“Sono sopravvissuto per 3 giorni nella barca sul fondo dell’oceano”: il racconto del sub Harrison Okene
"Sono sopravvissuto tre giorni in una barca capovolta sul fondo dell’oceano", così racconta la sua esperienza estrema Harrison Okene, l'uomo che dieci anni fa è stato protagonista di un evento che gli ha cambiato l'esistenza: è rimasto per 3 giorni nella barca sul fondo dell'oceano. Oggi descrive al The Guardian le emozioni vissute in quei momenti terribili. "Amo il mare più che mai e ho deciso di diventare un sub" afferma al quotidiano britannico l'uomo.
Okene aveva 29 anni nel 2013, quando avvenne "l'incidente", come lo chiama lui. All'epoca lavorava come cuoco sul Jascon-4, un rimorchiatore che assisteva una petroliera a circa 30 km al largo della costa della Nigeria.
Sembrava un giorno qualunque: Okene stava dirigendosi in cucina per accendere i fornelli per la colazione, indossava solo i boxer. Sarebbe dovuto andare in ferie tre giorni dopo; stava pensando a questo mentre si dirigeva verso il bagno, proprio quando l'onda colpì l'imbarcazione.
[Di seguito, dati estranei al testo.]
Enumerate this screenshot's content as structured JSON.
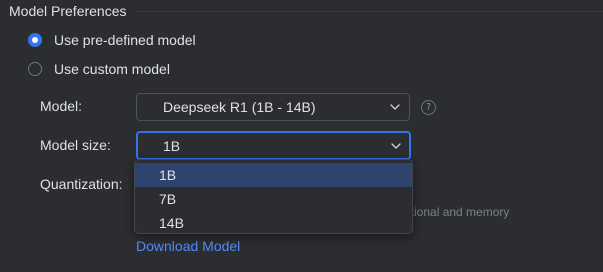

“Stavo cercando di aprire la porta per uscire, quando la tazza del water è caduta colpendomi alla testa”, racconta. "Ho avuto appena il tempo di vedere il sangue fuoriuscire dalla ferita prima che le luci si spegnessero. Ovunque era buio." Okene capì che il bagno stava cominciando a riempirsi d'acqua, sentendo la barca toccare il fondo del mare. L'imbarcazione si fermò a trenta metri sotto la superficie.
Inizialmente, come afferma Okene al The Guardian, "il portello di uscita sembrava la migliore via di fuga: poi mi sono detto che, invece di farmi prendere dal panico, dovevo pensare a un modo per scappare”. A quel punto Okene aprì la porta del bagno ed entrò nella cabina del secondo comandante, vide due giubbotti di salvataggio, ciascuno con una torcia.
"Ne misi una in bocca, l'altra nei boxer, nuotando nuovamente verso la porta d'uscita per cercare di scappare. Fuori dalla cabina del secondo ingegnere, i corridoi erano pieni d’acqua, non c’erano sacche d’aria e non avevo abbastanza fiato per stare troppo tempo davanti alla porta di uscita" dice il nigeriano al quotidiano britannico.
Okene dice di aver cercato di scacciare via la paura che provava in quei momenti interminabili: "Perché una cosa che può ucciderti velocemente è la paura. Quel panico che ti assale e ti uccide prima che arrivi la tua vera morte".
Poi un suono disturbò il silenzio: era un sub, venuto a mettere una boa segnaletica sulla nave per avvisare gli altri passeggeri della posizione del relitto. A quel punto Okene martellò speranzoso sulla fiancata della barca, “cercando di dare un segnale a chi era fuori”.
Il The Guardian mostra anche il video della telecamera sul casco del sub nel quale si vede il momento in cui il sommozzatore vide il palmo pallido di Okene galleggiare nell'acqua davanti a lui. A quel punto, la mano del sub afferrò la sua.
Il nigeriano fu portato in una camera di decompressione dove avrebbe trascorso tre giorni; se fosse tornato direttamente in superficie, sarebbe infatti morto. Quando furono effettuate alcune misurazioni a Okene, “tutto era normale: la temperatura, la pressione sanguigna. Ho pensato che fosse eccezionale" dice il nigeriano.
Uscito dalla camera, Okene ha successivamente rifiutato il consiglio di andare in ospedale. Nelle settimane successive, le notti furono caratterizzate dagli incubi. "Sentivo il letto affondare. Prendevo mia moglie, la portavo in braccio e cercavo di aprire la porta per uscire”, dice.
Okene oggi, come racconta al The Guardian, ha 39 anni, lavora come subacqueo, installando, costruendo e riparando impianti petroliferi e di gas. "La profondità massima a cui posso andare adesso è 50 metri", dice. La tragica esperienza vissuta sul fondo dell'oceano e la sua sopravvivenza “hanno cambiato la mia vita in tanti modi. Il modo in cui penso, il modo in cui vedo la vita. E sì, in realtà l'ha migliorata”, conclude il sommozzatore nigeriano.